1/2

Hobbit’i ararken Cem Yılmaz’ı buldum

Murat Oktay 11.01.2015 - 14:18
Kader, kimi zaman farklı yönlere sürükleyebiliyor. Ya da dikkatsizliğiniz...
Bazen istediğinize ulaşamayıp başka seçenekleri değerlendirirsiniz ve onu, bugüne kadar düşünmediğiniz için kendinize kızarsınız ya, işte öyle bir hikaye bu.

Uzunca bir süredir vakit bulamadığım için Hobbit serisinin son filmine gidememiştim. Dün akşam fırsatım oldu ve soluğu sinemada aldım. Elbette daha önce internetten filmin son seansına bakmıştım ve zamanımı ona göre ayarlamıştım. Nautilus Alışveriş Merkezi’nde bulunan Cinemaximum’un gösterim saatlerine internetten baktığımda saat 10:00’da son seansının olduğunu gördüm. Vaktim olduğu için çok acele etmeden yola koyuldum. Herkes gibi biletimi almak için gişede sıraya girdim. Ancak o sırada dikkatimi arkada duran ekranlardaki filmler çekti. Saat 10:00’da Hobbit: Beş Ordunun Savaşı için gösterim bulunmuyordu. Ya ben yanlış bakmıştım ya da internet sitesinde yanlış yazıyordu. Elbette biraz hayal kırıklığı yaşadım. Film gösterime gireli nerede ise üç hafta olmuştu ve ben yine seyredemeyecektim.

Tabi ‘Buraya kadar gelmişken bir filme de girmeli’ diye düşündüm. O saatte başlayacak tek film vardı. O da Russell Crowe’un baş rolünü oynadığı ‘Son Umut’ filmi idi. Ne yalan söyleyeyim, hiç çekmedi beni. Neden diye sorarsanız, sokaklarda boy boy afişleri olan ve baş rollerinde Türklerin oynadığı bir film ilgimi cezbetmedi. Neyse, çok istemeden de olsa filme girdim. Unutmadan, ilk defa patlamış mısır ve kola almadım kendime. Madem istediğim filme girememiştim, onun keyfini de sonraya saklayayım dedim. Çikolata ve soft bir içecek tercih ettim.

Hala bir çoğunuzun, ne anlatmaya çalıştığımı anlamadığına eminim. Elbette bu bir ‘Ne yedim, içtim’ yazısı değil. Ancak içeri girerken nasıl bir ruh halinde olduğumu bilmenizi istiyorum. Zira birazdan yazacaklarım, ön yargımın, beni ne kadar yanılttığını anlamanız açısından gerekli.

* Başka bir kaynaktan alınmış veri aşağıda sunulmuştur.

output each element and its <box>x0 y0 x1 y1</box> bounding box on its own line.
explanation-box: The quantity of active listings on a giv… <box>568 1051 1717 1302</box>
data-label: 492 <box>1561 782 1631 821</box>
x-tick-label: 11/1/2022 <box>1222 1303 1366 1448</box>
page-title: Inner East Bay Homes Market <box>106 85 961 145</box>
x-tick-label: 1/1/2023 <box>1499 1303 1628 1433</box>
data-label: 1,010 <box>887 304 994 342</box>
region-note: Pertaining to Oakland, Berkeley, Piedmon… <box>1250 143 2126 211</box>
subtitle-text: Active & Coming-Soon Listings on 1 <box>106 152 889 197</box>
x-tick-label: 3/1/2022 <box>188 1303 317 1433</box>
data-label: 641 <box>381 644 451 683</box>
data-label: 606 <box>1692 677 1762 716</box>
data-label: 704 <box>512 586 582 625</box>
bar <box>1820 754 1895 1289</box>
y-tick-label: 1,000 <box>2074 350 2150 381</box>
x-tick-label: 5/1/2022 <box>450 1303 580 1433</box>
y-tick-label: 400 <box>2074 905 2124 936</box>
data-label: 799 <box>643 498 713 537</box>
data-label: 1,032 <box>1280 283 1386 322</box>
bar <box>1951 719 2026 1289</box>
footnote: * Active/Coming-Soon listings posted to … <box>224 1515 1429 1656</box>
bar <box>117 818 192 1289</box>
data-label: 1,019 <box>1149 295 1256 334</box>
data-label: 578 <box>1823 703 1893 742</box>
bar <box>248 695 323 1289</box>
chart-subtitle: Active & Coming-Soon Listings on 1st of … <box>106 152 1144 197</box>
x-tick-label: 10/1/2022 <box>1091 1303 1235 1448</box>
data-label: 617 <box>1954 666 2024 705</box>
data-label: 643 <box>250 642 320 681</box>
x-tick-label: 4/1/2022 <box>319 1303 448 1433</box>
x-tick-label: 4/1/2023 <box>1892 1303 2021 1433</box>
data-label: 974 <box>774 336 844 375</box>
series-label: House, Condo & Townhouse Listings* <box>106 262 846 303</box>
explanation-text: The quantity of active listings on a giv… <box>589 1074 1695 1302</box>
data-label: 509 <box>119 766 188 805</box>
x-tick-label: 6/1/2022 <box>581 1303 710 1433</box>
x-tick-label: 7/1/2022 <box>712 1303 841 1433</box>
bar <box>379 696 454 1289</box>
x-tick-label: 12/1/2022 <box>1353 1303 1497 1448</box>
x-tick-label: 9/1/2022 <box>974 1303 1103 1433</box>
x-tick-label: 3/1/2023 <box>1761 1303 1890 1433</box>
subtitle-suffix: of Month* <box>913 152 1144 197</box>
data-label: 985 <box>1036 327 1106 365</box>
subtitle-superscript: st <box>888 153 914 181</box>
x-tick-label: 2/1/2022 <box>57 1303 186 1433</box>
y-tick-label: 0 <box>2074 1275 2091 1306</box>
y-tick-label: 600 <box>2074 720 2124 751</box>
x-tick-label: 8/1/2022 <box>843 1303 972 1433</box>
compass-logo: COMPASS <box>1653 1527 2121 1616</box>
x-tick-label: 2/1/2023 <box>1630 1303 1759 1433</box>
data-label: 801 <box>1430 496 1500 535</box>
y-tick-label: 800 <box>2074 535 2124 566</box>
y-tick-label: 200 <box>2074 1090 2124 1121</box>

Yerime girip oturdum. Başta reklamlar olacağı için biraz da geç girmiştim salona. Yerime oturduğum gibi film de başladı. Avustralya’da yaşayan Conner’ın, üç oğlunu 1. Dünya Savaşı’nda Anadolu topraklarına savaşa göndermesi,  sonrasında onların ölüm haberini alıp cesetleri alıp ülkesine götürebilmek için çıktığı zorlu yolculuğu konu alıyor film. (Filmin konusunu anlatan bir önceki konuyu spoiler içermemesi için, muhtemelen 5-6 defa yazdım sanırım.) Genelde, yabancı yapımlarda konu Türkiye ise kötü gösterilen bir toplumuz. Belki de gerçekte olanı hazmedememizden, ya da olanların çok çok abartılı bir dille anlatılıyor olmasından da kaynaklı bir sorun da olabilir. Tahminimce benim de bu filme çok fazla gitmek istemeyişimin sebeplerinden biri bu olabilir.

Son Umut filmi başladıktan kısa bir süre sonra, aslında anlatılanın ne Türklerle ne de savaşla çok alakalı olmadığını anladım. Evet, yapım içinde bunları barındırıyor. Ancak savaş sonrası psikolojisi ve insanların geçmişine kavuşabilme özlemini daha çok ön planda tutuyor.

Russell Crowe’un oyunculuğu tartışılmaz. Son Umut’ta da yeteneğini konuşturmuş. Ancak bu yapımın bir diğer özelliği ise ünlü oyuncunun ilk yönetmenlik denemesi olması. İlk olmasından ötürü biraz amatörlük olabileceğini düşünmüştüm. Ancak yılların Hollywood tecrübesi, Crowe’un bu işin altından problemsiz kalkmasını sağlamış. Farklı fikirleri, izleyicinin filmden kopmadan, sıkılmadan takip etmesini, merakla sonucunu beklemesini sağlamış. Ayrıca filme dahil ettiği Olga Kurylenko gibi dünya çapında yıldız olan oyuncuların da filme kattığı değeri göz önüne alırsak, izlenmesi gereken bir yapıt olmuş.